Certain moments end up defining a career. They end up being so spectacular, whether it be in a a negative or positive manner, that they’re still discussed decades after. John McEnroe’s 1981 outburst at Wimbledon is one such example. This was the first time, at least in public, we heard McEnroe yell “You cannot be serious!”, a phrase he would later use repeatedly, and one that still gets brought up in modern day interviews with the tennis legend.
During a first-round match against fellow American Tom Gullikson, McEnroe enthusiastically disagreed with umpire Edward James over the call, arguing he had hit the ball inside the court. Gullikson was serving at 15-30 and 1-1 in the first set when that McEnroe shot was ruled out.
You can’t be serious man, you cannot be serious!
That ball was on the line. Chalk flew up! How can you possibly call that out?!

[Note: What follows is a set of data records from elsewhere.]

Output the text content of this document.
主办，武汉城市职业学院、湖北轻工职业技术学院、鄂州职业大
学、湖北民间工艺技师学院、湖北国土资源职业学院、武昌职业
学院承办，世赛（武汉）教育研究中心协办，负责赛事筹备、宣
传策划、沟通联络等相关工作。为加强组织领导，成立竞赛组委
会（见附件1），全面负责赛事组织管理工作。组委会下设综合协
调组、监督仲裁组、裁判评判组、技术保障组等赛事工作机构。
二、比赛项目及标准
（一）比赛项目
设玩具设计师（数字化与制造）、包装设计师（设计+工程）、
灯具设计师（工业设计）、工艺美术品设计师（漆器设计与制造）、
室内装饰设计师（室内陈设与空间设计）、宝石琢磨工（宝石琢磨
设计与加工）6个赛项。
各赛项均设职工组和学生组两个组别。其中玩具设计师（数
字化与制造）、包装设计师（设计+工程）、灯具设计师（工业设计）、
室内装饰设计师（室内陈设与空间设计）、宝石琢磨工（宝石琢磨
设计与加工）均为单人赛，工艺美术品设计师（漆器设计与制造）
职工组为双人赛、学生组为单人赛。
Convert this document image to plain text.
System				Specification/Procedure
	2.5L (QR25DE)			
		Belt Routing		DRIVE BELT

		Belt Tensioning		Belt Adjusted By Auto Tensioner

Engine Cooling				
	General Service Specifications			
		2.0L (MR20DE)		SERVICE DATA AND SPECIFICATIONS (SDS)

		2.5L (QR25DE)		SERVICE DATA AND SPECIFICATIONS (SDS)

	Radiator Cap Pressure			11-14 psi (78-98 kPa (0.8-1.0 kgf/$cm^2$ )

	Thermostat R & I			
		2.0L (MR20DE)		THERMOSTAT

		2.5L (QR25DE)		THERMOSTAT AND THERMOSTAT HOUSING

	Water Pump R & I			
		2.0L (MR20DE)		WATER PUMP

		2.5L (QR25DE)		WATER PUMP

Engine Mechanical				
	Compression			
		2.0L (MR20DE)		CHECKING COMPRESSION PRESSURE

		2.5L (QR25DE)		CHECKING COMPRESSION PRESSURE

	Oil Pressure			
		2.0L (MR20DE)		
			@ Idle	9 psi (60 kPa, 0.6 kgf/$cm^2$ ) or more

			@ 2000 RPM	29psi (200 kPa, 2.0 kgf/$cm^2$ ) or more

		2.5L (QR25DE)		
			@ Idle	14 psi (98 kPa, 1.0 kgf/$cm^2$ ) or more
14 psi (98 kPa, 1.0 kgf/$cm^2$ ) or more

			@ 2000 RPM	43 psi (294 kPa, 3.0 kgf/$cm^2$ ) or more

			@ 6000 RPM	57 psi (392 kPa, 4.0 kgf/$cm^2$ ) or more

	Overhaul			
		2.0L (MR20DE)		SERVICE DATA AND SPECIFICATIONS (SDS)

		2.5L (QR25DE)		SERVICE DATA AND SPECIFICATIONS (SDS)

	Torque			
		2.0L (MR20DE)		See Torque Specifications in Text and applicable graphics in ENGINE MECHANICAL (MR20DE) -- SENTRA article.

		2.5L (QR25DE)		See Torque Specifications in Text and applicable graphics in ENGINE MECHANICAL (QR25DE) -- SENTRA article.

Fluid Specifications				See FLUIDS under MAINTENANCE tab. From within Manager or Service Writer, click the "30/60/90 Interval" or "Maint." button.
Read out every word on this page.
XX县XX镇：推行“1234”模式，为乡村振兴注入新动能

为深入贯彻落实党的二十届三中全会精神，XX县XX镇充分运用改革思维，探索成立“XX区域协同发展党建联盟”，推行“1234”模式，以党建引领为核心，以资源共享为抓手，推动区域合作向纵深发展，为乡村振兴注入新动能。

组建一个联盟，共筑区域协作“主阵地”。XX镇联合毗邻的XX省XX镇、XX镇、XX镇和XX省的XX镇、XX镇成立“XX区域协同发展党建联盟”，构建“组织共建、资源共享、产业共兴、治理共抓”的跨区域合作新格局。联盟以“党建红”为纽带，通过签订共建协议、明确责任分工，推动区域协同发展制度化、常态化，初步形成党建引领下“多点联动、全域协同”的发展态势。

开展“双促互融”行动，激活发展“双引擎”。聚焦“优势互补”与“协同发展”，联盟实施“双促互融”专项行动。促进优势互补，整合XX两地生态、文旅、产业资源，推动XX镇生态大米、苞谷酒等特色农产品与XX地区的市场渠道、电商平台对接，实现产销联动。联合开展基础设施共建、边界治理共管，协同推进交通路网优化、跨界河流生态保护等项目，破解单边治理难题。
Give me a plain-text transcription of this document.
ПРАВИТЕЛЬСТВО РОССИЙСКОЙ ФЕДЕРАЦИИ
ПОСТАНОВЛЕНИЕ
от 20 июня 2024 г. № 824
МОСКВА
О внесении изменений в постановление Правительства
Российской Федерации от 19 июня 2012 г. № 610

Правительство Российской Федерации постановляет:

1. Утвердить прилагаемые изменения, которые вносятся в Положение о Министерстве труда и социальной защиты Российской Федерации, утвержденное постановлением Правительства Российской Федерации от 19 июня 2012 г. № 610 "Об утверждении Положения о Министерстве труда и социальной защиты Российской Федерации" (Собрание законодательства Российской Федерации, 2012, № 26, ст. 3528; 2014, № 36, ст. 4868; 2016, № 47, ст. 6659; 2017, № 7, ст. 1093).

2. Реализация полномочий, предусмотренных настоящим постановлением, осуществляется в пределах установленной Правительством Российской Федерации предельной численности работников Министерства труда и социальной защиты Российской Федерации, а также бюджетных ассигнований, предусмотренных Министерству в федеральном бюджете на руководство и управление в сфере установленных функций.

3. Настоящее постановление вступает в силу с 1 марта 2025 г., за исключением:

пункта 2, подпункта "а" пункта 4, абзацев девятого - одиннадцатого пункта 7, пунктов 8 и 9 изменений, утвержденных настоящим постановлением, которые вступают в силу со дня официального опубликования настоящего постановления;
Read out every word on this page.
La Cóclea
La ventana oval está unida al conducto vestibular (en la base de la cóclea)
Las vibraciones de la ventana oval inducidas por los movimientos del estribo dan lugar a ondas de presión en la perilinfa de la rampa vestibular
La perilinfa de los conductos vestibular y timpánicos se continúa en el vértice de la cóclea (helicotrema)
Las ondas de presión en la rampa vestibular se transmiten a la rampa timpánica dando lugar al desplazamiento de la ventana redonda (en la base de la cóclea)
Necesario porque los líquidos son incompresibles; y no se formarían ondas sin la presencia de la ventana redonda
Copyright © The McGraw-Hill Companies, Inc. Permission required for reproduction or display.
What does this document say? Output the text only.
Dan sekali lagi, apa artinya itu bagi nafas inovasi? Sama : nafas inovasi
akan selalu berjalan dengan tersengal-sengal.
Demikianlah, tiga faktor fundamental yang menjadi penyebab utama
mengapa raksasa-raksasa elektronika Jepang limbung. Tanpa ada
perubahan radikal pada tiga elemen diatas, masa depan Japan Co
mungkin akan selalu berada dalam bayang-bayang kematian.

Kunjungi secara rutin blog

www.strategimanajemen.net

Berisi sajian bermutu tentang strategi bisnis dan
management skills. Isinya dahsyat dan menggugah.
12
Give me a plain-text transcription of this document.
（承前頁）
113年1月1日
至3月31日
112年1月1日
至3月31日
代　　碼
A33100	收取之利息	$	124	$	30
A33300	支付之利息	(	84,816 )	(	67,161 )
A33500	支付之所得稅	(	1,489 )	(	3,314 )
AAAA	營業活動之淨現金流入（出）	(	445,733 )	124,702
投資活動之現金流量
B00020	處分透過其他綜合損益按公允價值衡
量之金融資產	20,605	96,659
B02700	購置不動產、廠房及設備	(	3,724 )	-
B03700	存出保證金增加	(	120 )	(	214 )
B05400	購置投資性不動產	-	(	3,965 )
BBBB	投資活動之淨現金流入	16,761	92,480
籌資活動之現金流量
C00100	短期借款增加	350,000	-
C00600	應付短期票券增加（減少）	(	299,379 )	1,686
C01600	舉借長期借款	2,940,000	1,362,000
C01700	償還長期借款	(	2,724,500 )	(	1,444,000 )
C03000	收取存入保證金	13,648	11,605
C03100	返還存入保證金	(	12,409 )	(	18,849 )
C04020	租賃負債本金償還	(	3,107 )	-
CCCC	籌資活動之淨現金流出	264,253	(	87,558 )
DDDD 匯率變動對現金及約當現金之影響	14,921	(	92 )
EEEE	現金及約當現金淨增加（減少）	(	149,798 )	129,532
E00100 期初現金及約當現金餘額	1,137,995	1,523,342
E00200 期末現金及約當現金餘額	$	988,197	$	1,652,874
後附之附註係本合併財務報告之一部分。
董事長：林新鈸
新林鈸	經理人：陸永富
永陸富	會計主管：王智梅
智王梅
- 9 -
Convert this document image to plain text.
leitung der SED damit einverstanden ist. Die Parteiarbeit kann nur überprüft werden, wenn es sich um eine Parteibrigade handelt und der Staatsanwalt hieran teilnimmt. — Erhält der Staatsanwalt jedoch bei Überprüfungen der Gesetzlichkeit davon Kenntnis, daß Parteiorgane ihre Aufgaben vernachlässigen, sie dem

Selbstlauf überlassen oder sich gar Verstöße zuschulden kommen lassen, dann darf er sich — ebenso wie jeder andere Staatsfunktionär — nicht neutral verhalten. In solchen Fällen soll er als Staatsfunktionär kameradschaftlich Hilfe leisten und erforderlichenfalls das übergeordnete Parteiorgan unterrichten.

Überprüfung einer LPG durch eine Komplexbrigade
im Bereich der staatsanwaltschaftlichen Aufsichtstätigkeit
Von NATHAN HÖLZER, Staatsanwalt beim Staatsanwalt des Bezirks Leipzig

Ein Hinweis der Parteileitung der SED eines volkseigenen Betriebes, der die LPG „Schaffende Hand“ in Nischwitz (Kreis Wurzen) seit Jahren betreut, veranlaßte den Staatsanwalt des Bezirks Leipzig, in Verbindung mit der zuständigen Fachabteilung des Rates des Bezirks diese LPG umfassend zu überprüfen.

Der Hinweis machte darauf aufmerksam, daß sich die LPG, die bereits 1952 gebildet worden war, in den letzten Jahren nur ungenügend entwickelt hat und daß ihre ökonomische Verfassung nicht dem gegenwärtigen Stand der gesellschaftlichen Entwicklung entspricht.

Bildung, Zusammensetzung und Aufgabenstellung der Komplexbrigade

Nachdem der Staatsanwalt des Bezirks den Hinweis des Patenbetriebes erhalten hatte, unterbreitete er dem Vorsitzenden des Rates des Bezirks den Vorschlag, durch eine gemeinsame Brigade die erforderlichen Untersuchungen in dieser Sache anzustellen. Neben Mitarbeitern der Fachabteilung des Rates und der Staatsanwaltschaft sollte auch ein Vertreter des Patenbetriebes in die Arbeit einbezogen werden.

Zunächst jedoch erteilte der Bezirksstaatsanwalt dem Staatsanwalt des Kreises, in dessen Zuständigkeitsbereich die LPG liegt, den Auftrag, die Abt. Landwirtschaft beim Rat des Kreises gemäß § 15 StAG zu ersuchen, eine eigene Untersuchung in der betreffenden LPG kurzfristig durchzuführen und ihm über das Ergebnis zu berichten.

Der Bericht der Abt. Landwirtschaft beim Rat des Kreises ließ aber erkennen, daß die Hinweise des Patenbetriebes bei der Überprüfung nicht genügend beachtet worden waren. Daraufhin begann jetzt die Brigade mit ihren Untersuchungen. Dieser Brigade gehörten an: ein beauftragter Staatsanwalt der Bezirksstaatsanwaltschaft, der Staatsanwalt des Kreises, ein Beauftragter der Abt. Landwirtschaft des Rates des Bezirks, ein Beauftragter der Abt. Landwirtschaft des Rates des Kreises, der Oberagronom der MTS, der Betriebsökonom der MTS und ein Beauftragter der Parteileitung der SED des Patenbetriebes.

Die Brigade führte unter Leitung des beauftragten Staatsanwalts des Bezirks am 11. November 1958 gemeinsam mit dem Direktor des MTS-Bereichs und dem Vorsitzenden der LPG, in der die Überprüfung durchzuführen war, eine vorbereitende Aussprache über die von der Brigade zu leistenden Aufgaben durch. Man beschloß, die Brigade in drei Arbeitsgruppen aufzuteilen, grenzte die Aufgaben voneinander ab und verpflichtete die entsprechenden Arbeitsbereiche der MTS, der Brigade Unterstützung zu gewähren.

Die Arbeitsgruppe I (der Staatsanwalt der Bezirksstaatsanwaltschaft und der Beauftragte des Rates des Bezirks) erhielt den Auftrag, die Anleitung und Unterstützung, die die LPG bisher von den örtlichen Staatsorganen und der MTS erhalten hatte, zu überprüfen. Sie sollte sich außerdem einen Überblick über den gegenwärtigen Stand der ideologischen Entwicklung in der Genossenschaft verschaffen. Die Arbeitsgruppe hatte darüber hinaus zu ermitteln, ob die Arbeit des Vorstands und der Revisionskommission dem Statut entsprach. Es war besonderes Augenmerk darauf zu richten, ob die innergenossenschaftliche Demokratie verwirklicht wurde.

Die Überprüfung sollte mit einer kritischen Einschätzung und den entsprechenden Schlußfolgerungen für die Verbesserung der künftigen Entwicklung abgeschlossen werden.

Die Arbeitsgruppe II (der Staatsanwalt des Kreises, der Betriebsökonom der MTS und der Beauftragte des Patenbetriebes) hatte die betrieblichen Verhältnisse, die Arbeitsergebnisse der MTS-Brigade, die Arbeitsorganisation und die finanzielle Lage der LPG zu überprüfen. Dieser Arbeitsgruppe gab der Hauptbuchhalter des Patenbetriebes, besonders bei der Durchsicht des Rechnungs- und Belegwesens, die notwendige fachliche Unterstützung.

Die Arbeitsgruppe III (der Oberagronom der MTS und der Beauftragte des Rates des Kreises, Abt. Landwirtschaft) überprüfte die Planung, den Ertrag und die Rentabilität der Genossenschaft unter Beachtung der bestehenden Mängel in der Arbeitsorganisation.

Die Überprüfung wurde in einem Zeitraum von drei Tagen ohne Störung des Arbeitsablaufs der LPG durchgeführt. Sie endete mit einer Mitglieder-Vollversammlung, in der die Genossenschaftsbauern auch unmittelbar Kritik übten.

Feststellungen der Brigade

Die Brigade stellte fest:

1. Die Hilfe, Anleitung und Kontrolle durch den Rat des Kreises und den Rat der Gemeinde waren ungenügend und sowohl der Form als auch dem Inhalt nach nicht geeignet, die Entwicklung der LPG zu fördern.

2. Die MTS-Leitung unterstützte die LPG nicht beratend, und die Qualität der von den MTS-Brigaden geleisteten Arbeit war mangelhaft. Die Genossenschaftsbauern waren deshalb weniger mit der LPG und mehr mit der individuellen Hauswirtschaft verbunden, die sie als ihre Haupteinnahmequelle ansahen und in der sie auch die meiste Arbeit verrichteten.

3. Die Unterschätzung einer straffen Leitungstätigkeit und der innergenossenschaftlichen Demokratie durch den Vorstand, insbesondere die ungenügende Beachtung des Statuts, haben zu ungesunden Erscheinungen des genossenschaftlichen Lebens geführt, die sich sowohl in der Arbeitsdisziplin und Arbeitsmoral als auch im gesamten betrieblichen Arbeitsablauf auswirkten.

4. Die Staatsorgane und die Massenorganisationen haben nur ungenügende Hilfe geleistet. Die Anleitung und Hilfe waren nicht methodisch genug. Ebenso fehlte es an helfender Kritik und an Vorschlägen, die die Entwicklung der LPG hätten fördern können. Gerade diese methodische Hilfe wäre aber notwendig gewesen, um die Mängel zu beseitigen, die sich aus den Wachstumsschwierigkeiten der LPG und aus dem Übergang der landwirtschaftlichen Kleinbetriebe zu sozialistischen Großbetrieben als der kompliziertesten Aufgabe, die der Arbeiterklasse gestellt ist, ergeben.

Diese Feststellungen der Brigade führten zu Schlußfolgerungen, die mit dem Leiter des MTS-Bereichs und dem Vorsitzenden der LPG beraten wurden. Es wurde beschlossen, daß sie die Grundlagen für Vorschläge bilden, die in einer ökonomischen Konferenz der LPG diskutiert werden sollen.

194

Soon after, he called James the “absolute pits of the world”. In response, the umpire awarded a point to Gullikson. The audience seems to be clapping the whole time, first in support of McEnroe’s disapproval of the point, then for the judge scoring against McEnroe for his ‘misbehavior’.
In the finals of the same tournament, McEnroe went on to defeat his Swedish arch-rival Bjorn Borg, claiming the first of his three Wimbledon titles. The phrase “You cannot be serious” ended up the title of his autobiography, and he even trademarked it. Must be nice to get paid for a tantrum thrown in your early-20s.